On May 1, DHS ended the temporary COVID-19 policy allowing employers to accept expired List B identification documents. In 2020, DHS adopted this temporary policy in response to difficulties faced by many many people to renew their documents during the COVID-19 pandemic. With the end of this temporary rule, employers must now accept only unexpired List B identification documents as part of their I-9 verification process, as they did before the pandemic. A growing number of employers have recently reported receiving I-9 inspection notices from ICE indicating that ICE may have resumed its practice of issuing inspection notices just before a weekend. holiday. Therefore, it is more important than ever for you to ensure that you meet all I-9 requirements and comply with all record keeping responsibilities.

What is an I-9 inspection?

The Immigration Reform and Control Act requires all employers to verify the identity and employment eligibility of their employees hired on or after November 7, 1986, through the I-9 verification process . You must have a properly completed Form I-9 on file for all current employees and retain the properly completed Form I-9 for former employees for three years from the date of hire or one year from the date termination of the employment relationship, as the case may be. is the latest date. You should keep Form I-9 of current and past employees for inspection in case of audit by authorities.

In the event of an audit, ICE will typically begin the process by issuing a Notice of Inspection (NOI) to an employer. ICE does not need to have a subpoena or warrant to perform an I-9 inspection. Upon receipt of an NOI, you will only have three business days to file the requested I-9 forms and supporting documents. ICE may also require a personal appearance to testify about the company’s I-9 practices.
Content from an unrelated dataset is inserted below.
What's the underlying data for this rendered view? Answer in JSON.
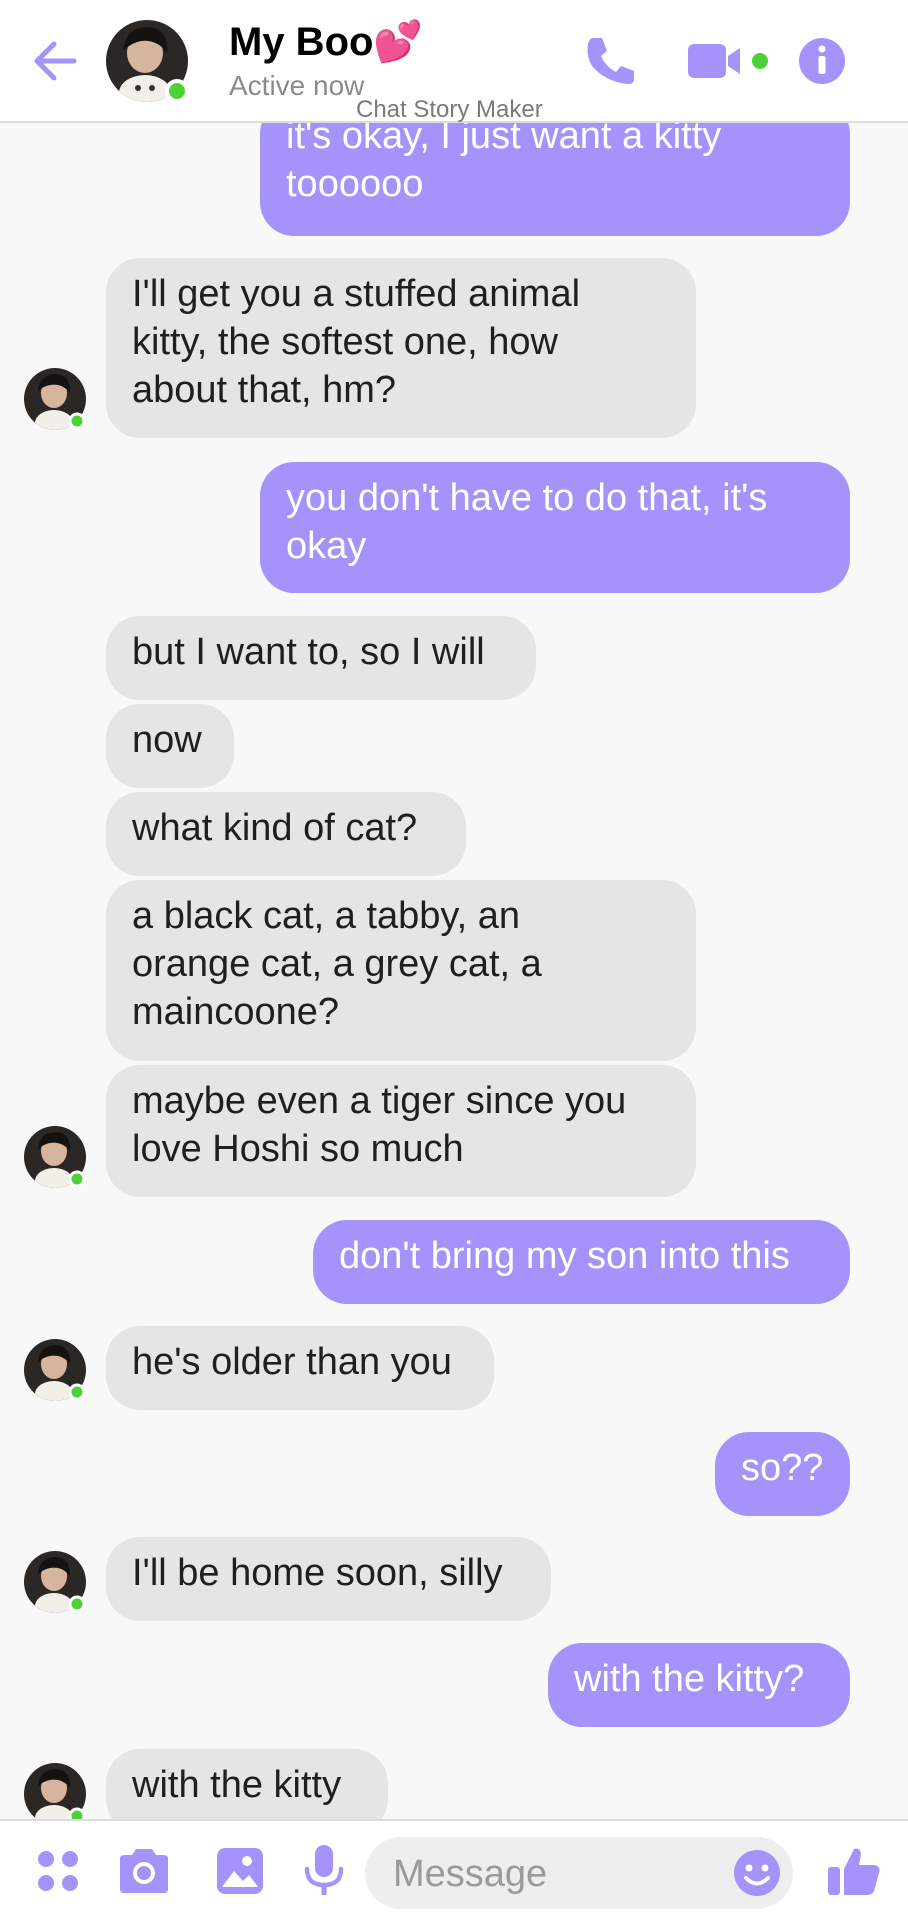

During an inspection, ICE may request I-9 forms for all current employees hired after November 6, 1986, and I-9 forms for all former employees during the retention period. ICE may also request an electronic list of employees, quarterly wage and hour reports, payroll data, Social Security mismatch correspondence, E-Verify documentation, and business information such as phone numbers. employer identification, address and business licenses.
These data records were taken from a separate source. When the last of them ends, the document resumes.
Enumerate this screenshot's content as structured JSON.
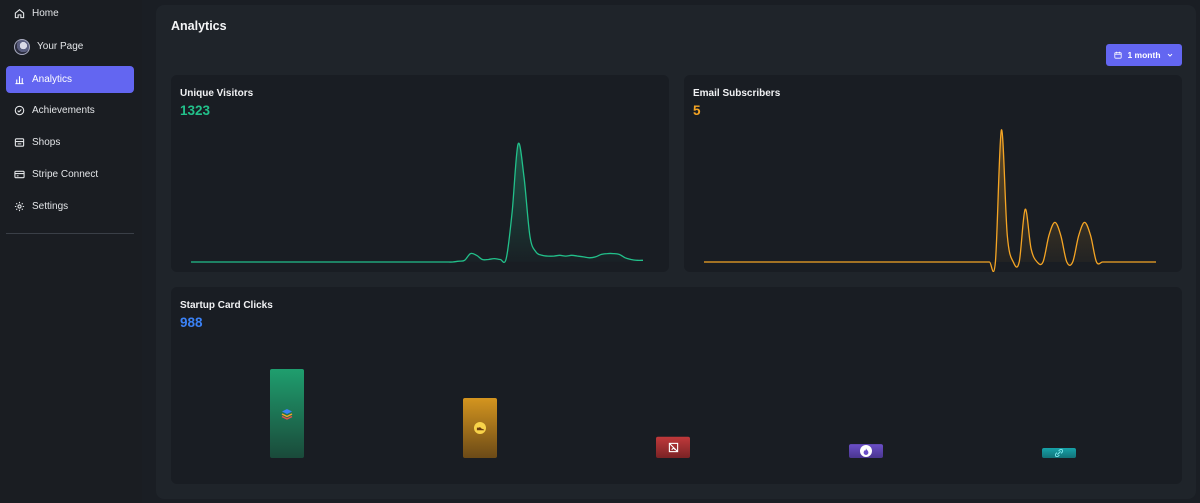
{
  "sidebar": {
    "items": [
      {
        "label": "Home",
        "icon": "home-icon"
      },
      {
        "label": "Your Page",
        "icon": "avatar"
      },
      {
        "label": "Analytics",
        "icon": "bar-chart-icon",
        "active": true
      },
      {
        "label": "Achievements",
        "icon": "check-circle-icon"
      },
      {
        "label": "Shops",
        "icon": "shop-icon"
      },
      {
        "label": "Stripe Connect",
        "icon": "credit-card-icon"
      },
      {
        "label": "Settings",
        "icon": "gear-icon"
      }
    ]
  },
  "header": {
    "title": "Analytics",
    "range_label": "1 month"
  },
  "cards": {
    "visitors": {
      "title": "Unique Visitors",
      "value": "1323",
      "color": "#22c08a"
    },
    "subscribers": {
      "title": "Email Subscribers",
      "value": "5",
      "color": "#f5a524"
    },
    "clicks": {
      "title": "Startup Card Clicks",
      "value": "988",
      "color": "#3b82f6"
    }
  },
  "chart_data": [
    {
      "type": "area",
      "series": [
        {
          "values": [
            0,
            0,
            0,
            0,
            0,
            0,
            0,
            0,
            0,
            0,
            0,
            0,
            0,
            0,
            0,
            0,
            0,
            0,
            0,
            0,
            0,
            0,
            0,
            0,
            0,
            0,
            0,
            0,
            0,
            0,
            0,
            0,
            0,
            0,
            0,
            0,
            0,
            0,
            0,
            0,
            0,
            0,
            0,
            0,
            0,
            1,
            2,
            10,
            8,
            3,
            3,
            4,
            3,
            4,
            60,
            140,
            100,
            30,
            12,
            8,
            7,
            7,
            8,
            7,
            8,
            7,
            6,
            5,
            6,
            9,
            10,
            10,
            9,
            5,
            3,
            2,
            2
          ]
        }
      ],
      "color": "#22c08a"
    },
    {
      "type": "area",
      "series": [
        {
          "values": [
            0,
            0,
            0,
            0,
            0,
            0,
            0,
            0,
            0,
            0,
            0,
            0,
            0,
            0,
            0,
            0,
            0,
            0,
            0,
            0,
            0,
            0,
            0,
            0,
            0,
            0,
            0,
            0,
            0,
            0,
            0,
            0,
            0,
            0,
            0,
            0,
            0,
            0,
            0,
            0,
            0,
            0,
            0,
            0,
            0,
            0,
            0,
            0,
            0,
            0,
            5,
            1,
            0,
            0,
            2,
            0.5,
            0,
            0,
            1,
            1.5,
            1,
            0,
            0,
            1,
            1.5,
            1,
            0,
            0,
            0,
            0,
            0,
            0,
            0,
            0,
            0,
            0,
            0
          ]
        }
      ],
      "color": "#f5a524"
    },
    {
      "type": "bar",
      "values": [
        230,
        155,
        55,
        36,
        24
      ],
      "colors": [
        [
          "#1f9e6e",
          "#1a4a3a"
        ],
        [
          "#d4951f",
          "#6b4a17"
        ],
        [
          "#c0393b",
          "#7a2325"
        ],
        [
          "#6b4fc8",
          "#4a3690"
        ],
        [
          "#17a2a8",
          "#127278"
        ]
      ],
      "icons": [
        "layers-icon",
        "shoe-icon",
        "no-image-icon",
        "flame-icon",
        "link-icon"
      ]
    }
  ]
}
For any technical, procedural, or material violation, the employer may be fined between $252 and $2,507 for each I-9 paperwork violation. ICE can also access a fine of $627 to $5,016 for the first offense for any employer knowingly employing an undocumented worker. This penalty can increase significantly from $5,016 to $12,537 for the second offense and from $7,523 to $25,076 for the third or subsequent offense. The final penalty amount is determined based on several factors, including company size, overall good faith compliance effort, severity of the violation, number of unauthorized workers, and history of violations. .
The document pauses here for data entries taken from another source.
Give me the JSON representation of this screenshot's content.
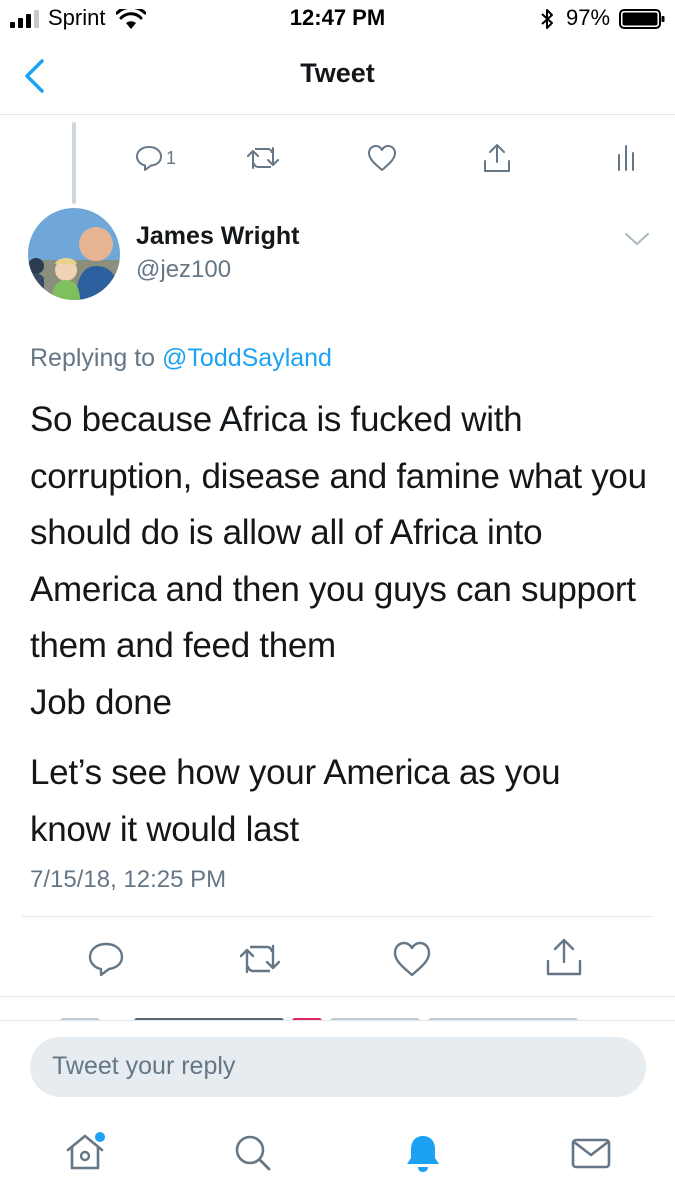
{
  "status_bar": {
    "carrier": "Sprint",
    "time": "12:47 PM",
    "battery_percent": "97%",
    "battery_level": 0.97,
    "signal_bars": 3
  },
  "nav": {
    "title": "Tweet",
    "back_icon": "chevron-left-icon"
  },
  "parent_tweet": {
    "reply_count": "1",
    "actions": [
      "reply-icon",
      "retweet-icon",
      "like-icon",
      "share-icon",
      "analytics-icon"
    ]
  },
  "tweet": {
    "author_name": "James Wright",
    "author_handle": "@jez100",
    "replying_prefix": "Replying to",
    "replying_mention": "@ToddSayland",
    "body_paragraph_1": "So because Africa is fucked with corruption, disease and famine what you should do is allow all of Africa into America and then you guys can support them and feed them\nJob done",
    "body_paragraph_2": "Let’s see how your America as you know it would last",
    "timestamp": "7/15/18, 12:25 PM",
    "actions": [
      "reply-icon",
      "retweet-icon",
      "like-icon",
      "share-icon"
    ]
  },
  "compose": {
    "placeholder": "Tweet your reply"
  },
  "tab_bar": {
    "items": [
      "home-icon",
      "search-icon",
      "notifications-icon",
      "messages-icon"
    ],
    "active": "notifications-icon",
    "home_has_dot": true
  },
  "colors": {
    "accent": "#1da1f2",
    "secondary_text": "#657786",
    "divider": "#e1e8ed",
    "input_bg": "#e6ecf0"
  }
}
What should employers do? 5-step action plan

To protect your business and minimize any potential liability, you should consider the following five-step action plan:

  • ensure your I-9 compliance process are in place, up-to-date, and monitored by staff managing the I-9 process;
  • train managers and staff to correctly and timely complete an I-9;
  • also educate your managers on what action to take if they become aware of a employee who may not be allowed to work in the USA;
  • have a outside immigration attorney review your I-9 forms to help you identify any correctable errors so you are prepared to present your I-9 forms in the event of an ICE audit; and
  • establish a rapid response team who would be responsible for contacting your Immigration and Employment Counsel in the event of an ICE visit to your workplace.